Target population: Patients with diabetes who receive primary care services at the Maxine S. Postal Tri-Community Health Center in Amityville, New York, which is administered through the Suffolk County Department of Health Services (SCDHS), Division of Patient Care Services. Most of the patients who receive care at this health center are from ethnic groups at high risk for diabetes and its complications. Of the nearly 6,000 patients who received care at this health center in 2004, 31% were African American and 38% were Hispanic. Thirty-nine percent of the approximately 340 patients diagnosed with non-gestational diabetes who were seen in 2004 were uninsured; 25% were Medicaid recipients and 21% were Medicare beneficiaries.
Goals and objectives: The goal of this project was to develop, implement and evaluate a collaborative system/chronic care model approach and offer shared medical appointments, or group visits, in a primary care setting to improve the management of diabetes. Objectives included demonstration of improvement in provider compliance with American Diabetes Association (ADA) clinical practice recommendations and patient achievement of ADA goals, and demonstration of increase in patients’ sharing of personal experiences and coping techniques with other patients who have diabetes.

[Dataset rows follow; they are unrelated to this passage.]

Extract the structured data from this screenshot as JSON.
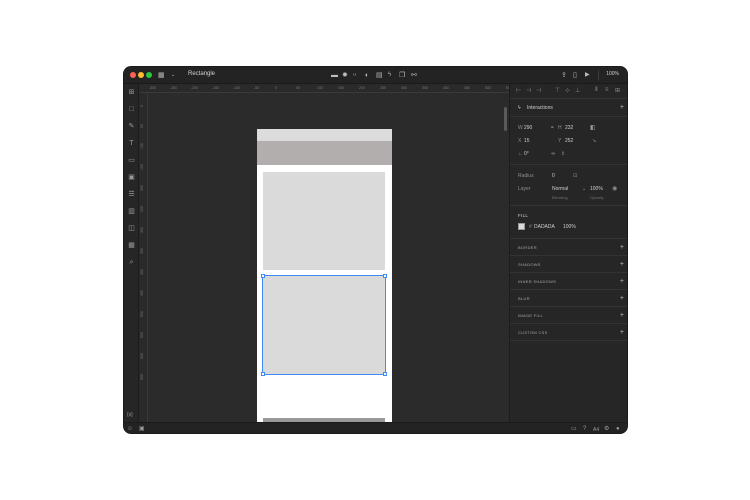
{
  "window": {
    "title": "Rectangle",
    "zoom": "100%"
  },
  "rulers": {
    "top": [
      "-300",
      "-250",
      "-200",
      "-150",
      "-100",
      "-50",
      "0",
      "50",
      "100",
      "150",
      "200",
      "250",
      "300",
      "350",
      "400",
      "450",
      "500",
      "550"
    ],
    "left": [
      "0",
      "50",
      "100",
      "150",
      "200",
      "250",
      "300",
      "350",
      "400",
      "450",
      "500",
      "550",
      "600",
      "650"
    ]
  },
  "inspector": {
    "interactions_label": "Interactions",
    "w_label": "W",
    "w_value": "290",
    "h_label": "H",
    "h_value": "232",
    "x_label": "X",
    "x_value": "15",
    "y_label": "Y",
    "y_value": "252",
    "angle_value": "0°",
    "radius_label": "Radius",
    "radius_value": "0",
    "layer_label": "Layer",
    "blending_value": "Normal",
    "opacity_value": "100%",
    "blending_sub": "Blending",
    "opacity_sub": "Opacity",
    "fill_label": "FILL",
    "fill_hex": "DADADA",
    "fill_opacity": "100%",
    "fill_color": "#DADADA",
    "sections": [
      "BORDER",
      "SHADOWS",
      "INNER SHADOWS",
      "BLUR",
      "IMAGE FILL",
      "CUSTOM CSS"
    ]
  },
  "statusbar": {
    "page_label": "A4"
  },
  "colors": {
    "selection": "#3d8bf5",
    "header_fill": "#b2aeae",
    "rect_fill": "#dadada"
  }
}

Increase in patient time spent with a primary care provider and enhanced patient satisfaction were additional objectives.

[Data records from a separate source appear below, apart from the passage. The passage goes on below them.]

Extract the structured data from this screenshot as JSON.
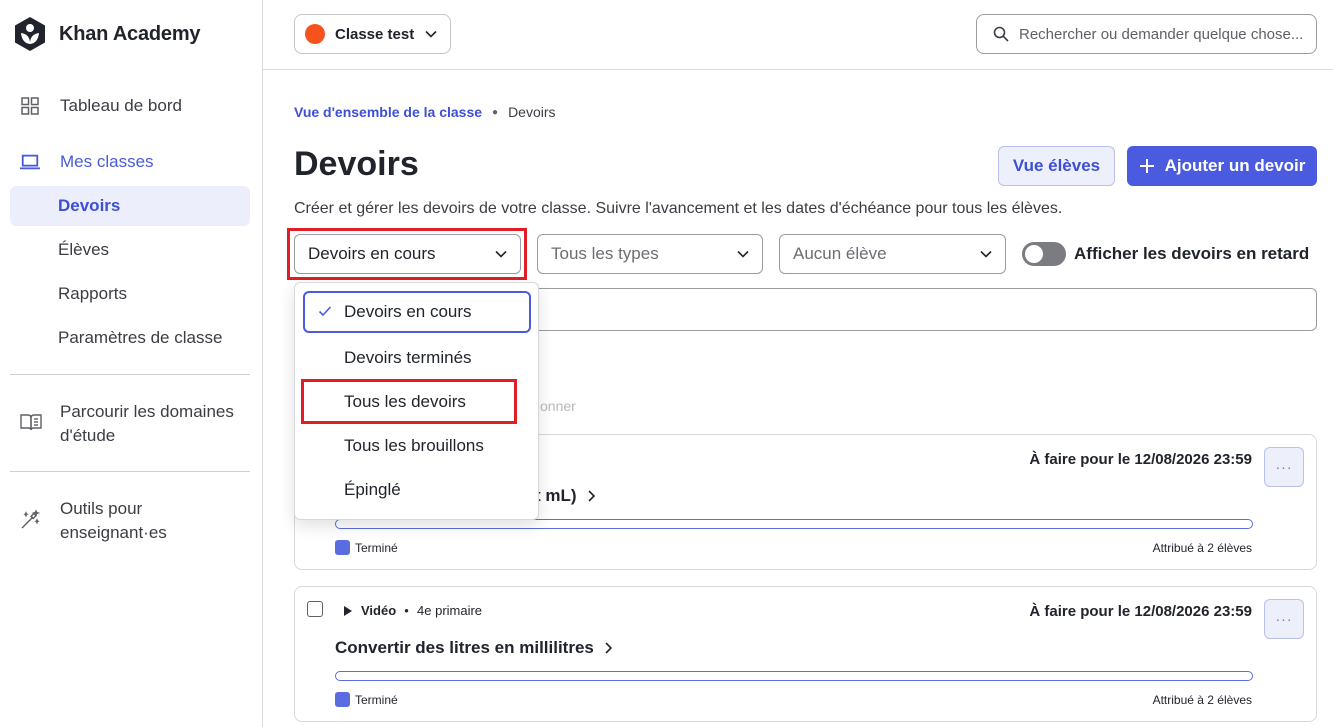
{
  "brand": {
    "name": "Khan Academy"
  },
  "sidebar": {
    "dashboard": "Tableau de bord",
    "my_classes": "Mes classes",
    "sub_items": [
      "Devoirs",
      "Élèves",
      "Rapports",
      "Paramètres de classe"
    ],
    "browse_line1": "Parcourir les domaines",
    "browse_line2": "d'étude",
    "tools_line1": "Outils pour",
    "tools_line2": "enseignant·es"
  },
  "topbar": {
    "class_name": "Classe test",
    "class_color": "#f5521e",
    "search_placeholder": "Rechercher ou demander quelque chose..."
  },
  "breadcrumb": {
    "parent": "Vue d'ensemble de la classe",
    "current": "Devoirs"
  },
  "page": {
    "title": "Devoirs",
    "student_view": "Vue élèves",
    "add_assignment": "Ajouter un devoir",
    "description": "Créer et gérer les devoirs de votre classe. Suivre l'avancement et les dates d'échéance pour tous les élèves."
  },
  "filters": {
    "status": "Devoirs en cours",
    "types": "Tous les types",
    "student": "Aucun élève",
    "late_toggle": "Afficher les devoirs en retard"
  },
  "faded_text": "tionner",
  "dropdown": {
    "options": [
      "Devoirs en cours",
      "Devoirs terminés",
      "Tous les devoirs",
      "Tous les brouillons",
      "Épinglé"
    ],
    "selected_index": 0
  },
  "cards": [
    {
      "due": "À faire pour le 12/08/2026 23:59",
      "title_visible": "t mL)",
      "legend": "Terminé",
      "assigned": "Attribué à 2 élèves"
    },
    {
      "type": "Vidéo",
      "level": "4e primaire",
      "due": "À faire pour le 12/08/2026 23:59",
      "title": "Convertir des litres en millilitres",
      "legend": "Terminé",
      "assigned": "Attribué à 2 élèves"
    }
  ],
  "colors": {
    "accent": "#4a5be0",
    "highlight": "#e01e26"
  }
}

Diabetes, a serious and growing public health problem, is the sixth leading cause of death in the United States. It is the primary cause of blindness, non-traumatic lower limb amputations, and renal failure among adults. Cardiovascular disease causes approximately 65% of deaths among people with diabetes. People from minority populations, such as those who receive care at Suffolk County health centers, are at higher risk for the development of diabetes as well as its complications. The CDC reports that the number of people with diabetes in the United States more than doubled during 1980-2002.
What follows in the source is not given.